What does it mean to you to sign for a team with a long and rich history in the sport?
Joe: A team with a rich history in the sport excites me. When a team or any organisation for that matter, have a history in something it shows a willingness to learn, adapt and evolve with the sport. I’m looking forward to benefiting from the team’s experience both on and off bike. This is a great opportunity for me in my present cycling career but will also help me in later life when employers are able to see the dedication, motivation and focus needed to reach this goal.

What was the highlight of the 2019 season for you?
Joe: The top 10’s I achieved in the Premier Calendar series this year were fantastic, however there is no feeling like winning. My 2019 highlight was winning the South East Divisional Road Race Championships.
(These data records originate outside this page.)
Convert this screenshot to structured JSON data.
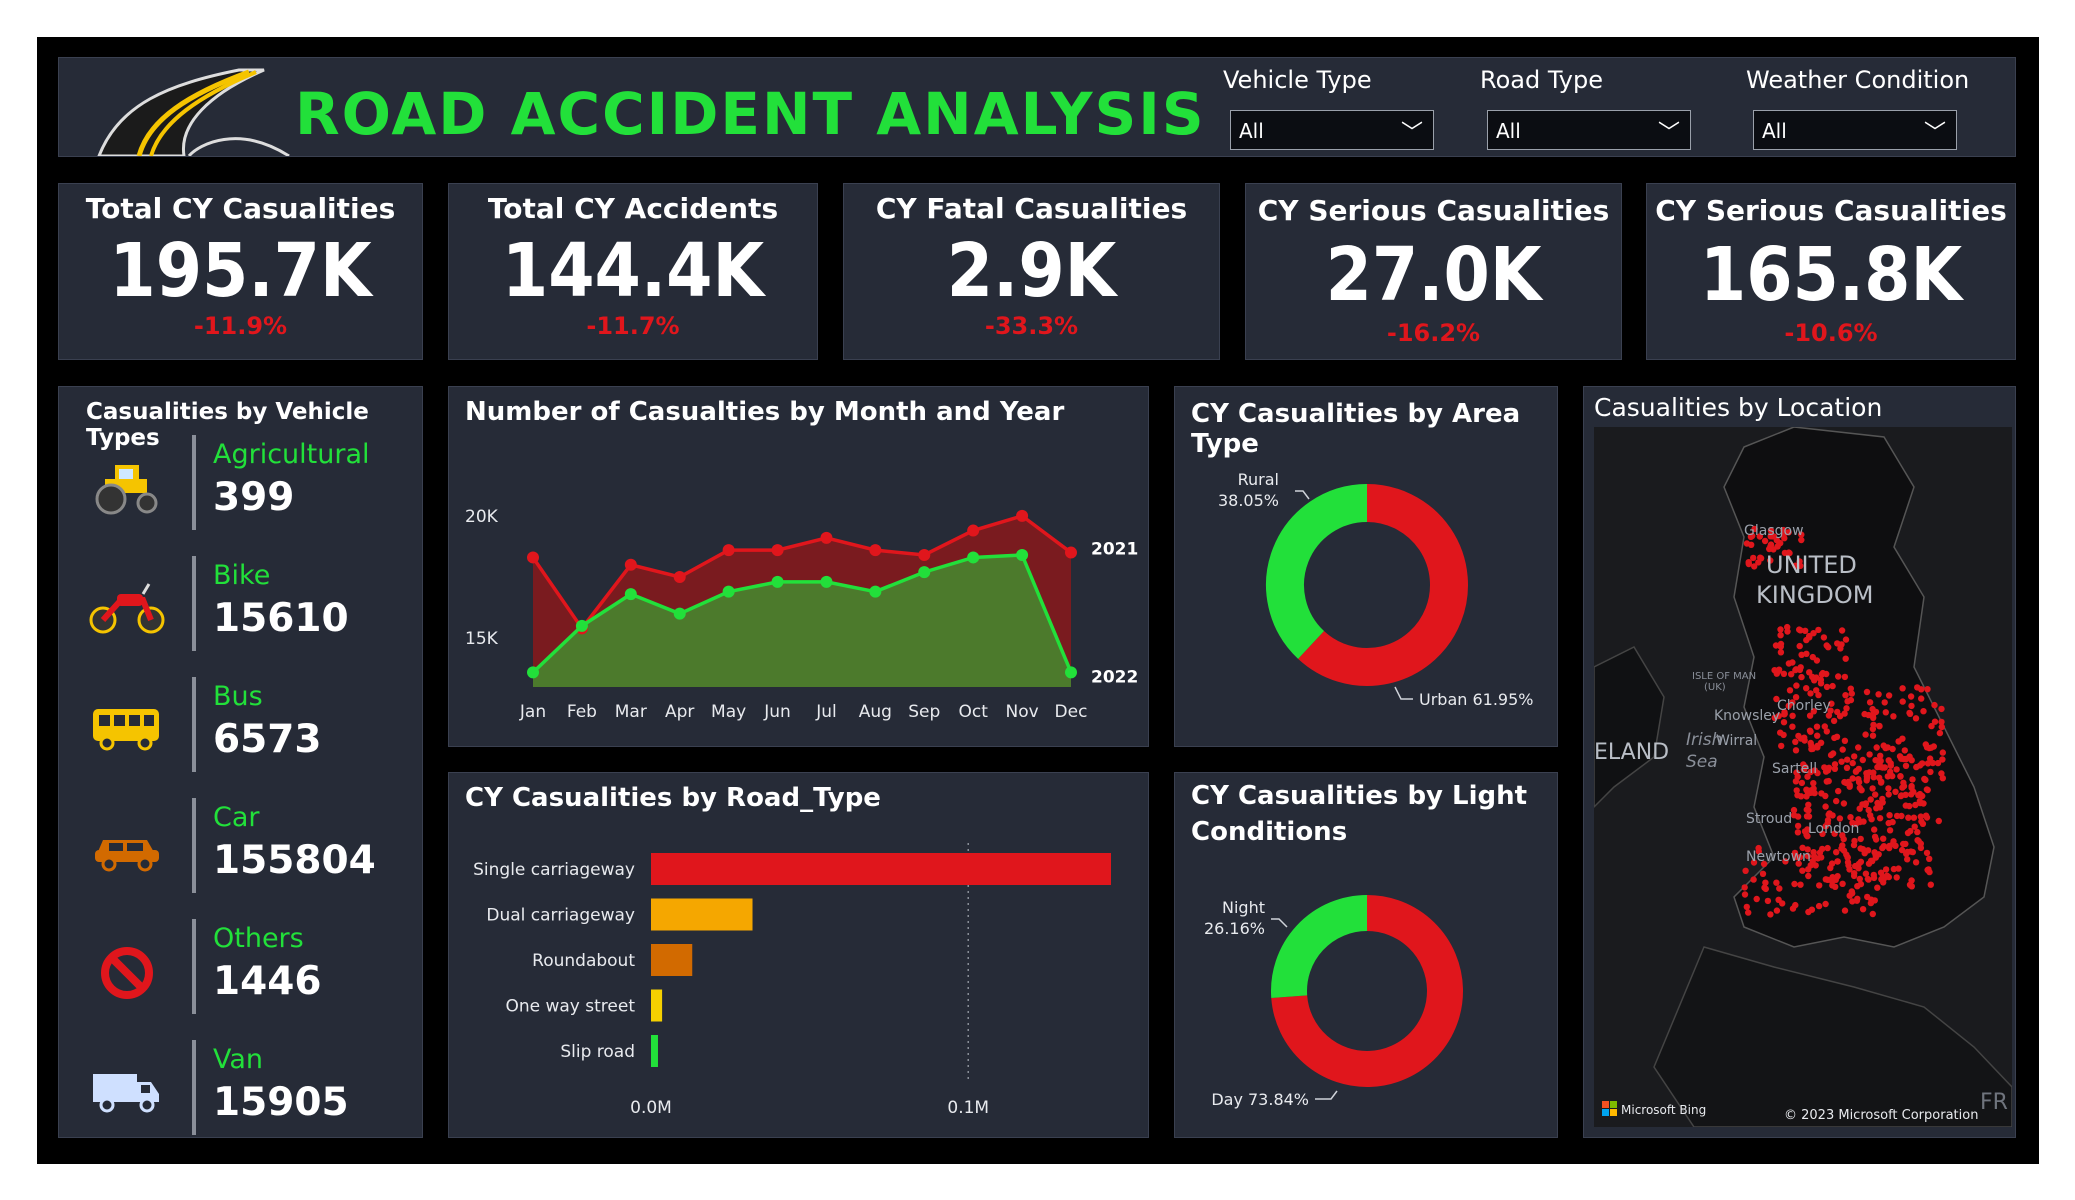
{
  "header": {
    "title": "ROAD ACCIDENT ANALYSIS",
    "filters": [
      {
        "label": "Vehicle Type",
        "value": "All"
      },
      {
        "label": "Road Type",
        "value": "All"
      },
      {
        "label": "Weather Condition",
        "value": "All"
      }
    ]
  },
  "kpis": [
    {
      "title": "Total CY Casualities",
      "value": "195.7K",
      "delta": "-11.9%"
    },
    {
      "title": "Total CY Accidents",
      "value": "144.4K",
      "delta": "-11.7%"
    },
    {
      "title": "CY Fatal Casualities",
      "value": "2.9K",
      "delta": "-33.3%"
    },
    {
      "title": "CY Serious Casualities",
      "value": "27.0K",
      "delta": "-16.2%"
    },
    {
      "title": "CY Serious Casualities",
      "value": "165.8K",
      "delta": "-10.6%"
    }
  ],
  "vehicles": {
    "title": "Casualities by Vehicle Types",
    "items": [
      {
        "name": "Agricultural",
        "value": "399",
        "icon": "tractor-icon"
      },
      {
        "name": "Bike",
        "value": "15610",
        "icon": "motorbike-icon"
      },
      {
        "name": "Bus",
        "value": "6573",
        "icon": "bus-icon"
      },
      {
        "name": "Car",
        "value": "155804",
        "icon": "car-icon"
      },
      {
        "name": "Others",
        "value": "1446",
        "icon": "prohibited-icon"
      },
      {
        "name": "Van",
        "value": "15905",
        "icon": "van-icon"
      }
    ]
  },
  "area_type": {
    "title": "CY Casualities by Area Type",
    "rural_label": "Rural",
    "rural_pct": "38.05%",
    "urban_label": "Urban 61.95%"
  },
  "light": {
    "title_line1": "CY Casualities by Light",
    "title_line2": "Conditions",
    "night_label": "Night",
    "night_pct": "26.16%",
    "day_label": "Day 73.84%"
  },
  "location": {
    "title": "Casualities by Location",
    "labels": {
      "glasgow": "Glasgow",
      "uk1": "UNITED",
      "uk2": "KINGDOM",
      "isle1": "ISLE OF MAN",
      "isle2": "(UK)",
      "knowsley": "Knowsley",
      "chorley": "Chorley",
      "wirral": "Wirral",
      "irish1": "Irish",
      "irish2": "Sea",
      "eland": "ELAND",
      "sartell": "Sartell",
      "stroud": "Stroud",
      "london": "London",
      "newtown": "Newtown",
      "fr": "FR",
      "bing": "Microsoft Bing",
      "copyright": "© 2023 Microsoft Corporation"
    }
  },
  "chart_data": [
    {
      "type": "area",
      "title": "Number of Casualties by Month and Year",
      "categories": [
        "Jan",
        "Feb",
        "Mar",
        "Apr",
        "May",
        "Jun",
        "Jul",
        "Aug",
        "Sep",
        "Oct",
        "Nov",
        "Dec"
      ],
      "yticks": [
        "20K",
        "15K"
      ],
      "ytick_values": [
        20000,
        15000
      ],
      "ylim": [
        13000,
        22000
      ],
      "series": [
        {
          "name": "2021",
          "color": "#e0161c",
          "values": [
            18300,
            15400,
            18000,
            17500,
            18600,
            18600,
            19100,
            18600,
            18400,
            19400,
            20000,
            18500
          ]
        },
        {
          "name": "2022",
          "color": "#22e03a",
          "values": [
            13600,
            15500,
            16800,
            16000,
            16900,
            17300,
            17300,
            16900,
            17700,
            18300,
            18400,
            13600
          ]
        }
      ]
    },
    {
      "type": "bar",
      "title": "CY Casualities by Road_Type",
      "categories": [
        "Single carriageway",
        "Dual carriageway",
        "Roundabout",
        "One way street",
        "Slip road"
      ],
      "values": [
        145000,
        32000,
        13000,
        3500,
        2200
      ],
      "colors": [
        "#e0161c",
        "#f5a700",
        "#d26a00",
        "#f5d000",
        "#22e03a"
      ],
      "xticks": [
        "0.0M",
        "0.1M"
      ],
      "xtick_values": [
        0,
        100000
      ],
      "xlim": [
        0,
        145000
      ]
    },
    {
      "type": "pie",
      "title": "CY Casualities by Area Type",
      "labels": [
        "Rural",
        "Urban"
      ],
      "values": [
        38.05,
        61.95
      ],
      "colors": [
        "#22e03a",
        "#e0161c"
      ]
    },
    {
      "type": "pie",
      "title": "CY Casualities by Light Conditions",
      "labels": [
        "Night",
        "Day"
      ],
      "values": [
        26.16,
        73.84
      ],
      "colors": [
        "#22e03a",
        "#e0161c"
      ]
    }
  ]
}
What was the best race (the most fun/enjoyable one) in 2019?
Joe: Two races really stuck out this year; the crowds and atmosphere at the Lincoln GP and Les 3 Jours de Cherbourg (French 3 day race) because they style of racing is so different.

What was the toughest race in 2019 and why?
Joe: My first Kermesse of the season takes the title of toughest race! On the start line there was not a cloud in sight and was, well, surprisingly warm for a March day in Belgium. With no rain forecast I considered my kit choice appropriate (Shorts, jersey, base layer and arm warmers).

However, after an hour it rained then hailed. In 10 minutes I was frozen through; having lost feeling in my hands, feet and arms it was becoming harder to focus on pedaling. I have never been so cold in my life! I struggled to talk or even move for a while. Thankfully I didn’t have to drive home!

Was there one thing you learned in 2019 that stands out?
Joe: One thing I learned the importance of, was fuelling. I always understood the need for taking on carbohydrates during racing and training. In previous seasons, I often neglected or forgot to eat everything I planned. This year I made it a priority and the benefits were strong in the third or fourth hour.

How long have you been racing?
Joe: 4 years

Is your winter training structured the whole time or a mix of riding the bike easy and then getting serious with top end work?
Joe: My training is structured throughout the whole winter. My coach and I see no benefit in letting all my gains and top end drop off during winter, just to ride around in zone 2 for hours on end. Personally I see no problem with training hard all year round on the proviso I have mini breaks off the bike to fully recover and re-fresh the head.

Do you train alone or is there a chain gang?
Joe: I mostly train alone. I find it easier to maintain a consistent power when I’m not talking. However every so often I drive from Kent to Richmond or Essex to go on group ride. Riding with people does make the ride more enjoyable plus a change in scenery is refreshing!

Finally, what races in 2020 are ones you really want to work towards being part of.
Joe: It’s been a childhood dream to ride the Tour of Britain! I’m hoping there will be an opportunity for me to compete.